The JDOMLocator class has just enough to prove the concept and to make these
examples work.  The following are example xpaths which work with JDOMLocator
so far (and have unit tests):
    child::text()
    child::processing-instruction('myapp')
    /*/*/child::Section
    Chapter/Section | Diagram
    Chapter/Section[1]/attribute::Focus

A method such as match(String xpath):List could be added to Element for JDOM
1.1.  Does anyone have other requirements for how to use XPath, or any
special needs an XSLT library would have on it?

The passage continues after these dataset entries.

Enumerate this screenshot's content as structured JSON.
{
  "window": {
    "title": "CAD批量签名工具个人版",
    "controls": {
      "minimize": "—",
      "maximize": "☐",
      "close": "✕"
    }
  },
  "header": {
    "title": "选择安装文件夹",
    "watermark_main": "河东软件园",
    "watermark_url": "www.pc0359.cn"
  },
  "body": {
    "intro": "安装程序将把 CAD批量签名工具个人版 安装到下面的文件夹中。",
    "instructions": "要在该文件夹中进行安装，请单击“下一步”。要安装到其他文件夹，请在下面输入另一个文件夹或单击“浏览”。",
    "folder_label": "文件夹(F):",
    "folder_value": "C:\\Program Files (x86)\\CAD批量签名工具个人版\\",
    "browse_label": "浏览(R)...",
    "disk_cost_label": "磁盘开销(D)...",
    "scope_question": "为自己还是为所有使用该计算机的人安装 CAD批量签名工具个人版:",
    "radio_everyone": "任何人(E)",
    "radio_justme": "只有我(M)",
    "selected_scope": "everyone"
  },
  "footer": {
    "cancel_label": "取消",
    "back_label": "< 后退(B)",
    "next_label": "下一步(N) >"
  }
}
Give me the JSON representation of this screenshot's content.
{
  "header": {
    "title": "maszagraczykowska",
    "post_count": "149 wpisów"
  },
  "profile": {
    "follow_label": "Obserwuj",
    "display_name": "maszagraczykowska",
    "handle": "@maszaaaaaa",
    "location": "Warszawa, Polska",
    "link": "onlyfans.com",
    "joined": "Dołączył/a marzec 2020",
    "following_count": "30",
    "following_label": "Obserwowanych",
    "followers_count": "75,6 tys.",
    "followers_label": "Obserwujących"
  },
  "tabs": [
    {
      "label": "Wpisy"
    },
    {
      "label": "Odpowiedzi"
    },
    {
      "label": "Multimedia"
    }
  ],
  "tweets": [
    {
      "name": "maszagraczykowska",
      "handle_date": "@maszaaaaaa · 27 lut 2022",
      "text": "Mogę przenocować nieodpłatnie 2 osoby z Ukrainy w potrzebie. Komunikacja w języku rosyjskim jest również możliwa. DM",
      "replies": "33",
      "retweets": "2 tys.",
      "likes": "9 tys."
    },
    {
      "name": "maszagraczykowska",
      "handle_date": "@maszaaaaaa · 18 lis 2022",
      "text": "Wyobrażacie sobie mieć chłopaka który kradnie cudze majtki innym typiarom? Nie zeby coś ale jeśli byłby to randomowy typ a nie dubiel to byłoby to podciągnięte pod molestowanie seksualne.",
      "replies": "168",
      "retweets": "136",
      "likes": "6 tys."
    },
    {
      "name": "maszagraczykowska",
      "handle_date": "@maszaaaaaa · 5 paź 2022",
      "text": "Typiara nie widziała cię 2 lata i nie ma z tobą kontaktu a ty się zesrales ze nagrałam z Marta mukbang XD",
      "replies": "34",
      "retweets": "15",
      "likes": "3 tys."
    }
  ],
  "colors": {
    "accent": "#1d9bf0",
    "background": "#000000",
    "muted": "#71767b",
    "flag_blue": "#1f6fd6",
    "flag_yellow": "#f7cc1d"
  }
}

Interesting websites on XPath ...
http://www.w3.org/TR/xpath
http://www.zvon.org/HTMLonly/XPathTutorial/General/examples.html

There is still quite a bit of work to do, but because of the organization,
it would not be difficult to split it among a couple more developers.  The
XPathHandler interface is pretty much finished, and is fully utilized by
implementation classes on both sides.  An impl of the XPathParser works for
cases even more complete than the examples above, though it does not yet
handle predicates with nested xpaths or predicates, but that won't be too
difficult to fix.  The parser package also has a DefaultHandler and a couple
utility classes.  Other than XPathParseException extending JDOMException,
this package has no dependency to JDOM.

The XPathPredicateHandler interface needs a lot of work, as does the
predicate parser and handler implementations.  This would be the first
obvious area if anyone wants to take that on.  This handler works similarly
to the XPathHandler below.  It also has constants defined to identify
operators.

package org.jdom.xpath.parser;
/**
 * Receives events as an XPathParser is parsing, when each token
 * starts and ends and a few methods describing the steps.
 *
 * @author Michael Hinchey
 */
public interface XPathHandler {

  /**
   * Called before any parsing begins.
   */
  void startParsingXPath() throws XPathParseException;

/**
 * Called after any parsing is finished.
 * Should this be called after an error? (Hinchey)
 */
 void endParsingXPath() throws XPathParseException;

  /**
   * Since an xpath can be composed of multiple paths separated
   * by '|' characters, this is called before each one.
   */
  void startPath() throws XPathParseException;

  /**
   * Called after parsing each path among one or more
   */
  void endPath() throws XPathParseException;

/**
 * The path which just started to be parsed is absolute.
 * This means the context node should be changed to the root node.
 * Called after startPath() and before any startStep().
 */
 void absolute() throws XPathParseException;

  /**
   * Each path may have one or more steps.
   */
  void startStep() throws XPathParseException;

/**
 * The nametest for a step.
 * Called after startStep() and before endStep().
 * A step may only have one nametest or a nodetype.
 * @param axis The axis for a step (double colons not included).
 * @param prefix The namespace prefix if any, or null.
 * @param localName The nodetest without a namespace prefix.
 */
 void nametest(String axis, String prefix, String localName) throws
XPathParseException;

/**
 * A nodetype for a step.
 * Called after startStep() and before endStep().
 * A step may only have one nametest or a nodetype.
 */
 void nodetype(String axis, String nodetype, String literal) throws
XPathParseException;

  /**
   * Is called at the beginning of every predicate expression.
   */
  XPathPredicateHandler startXPathPredicate();

  /**
   * Is called at the end of every predicate expression.
   */
  void endXPathPredicate(XPathPredicateHandler handler);

  /**
   * The end of a step, before the next startStep() if any.
   */
  void endStep() throws XPathParseException;
}

-Mike Hinchey

(Please note, I may not respond for a few days as I'll be out of town.)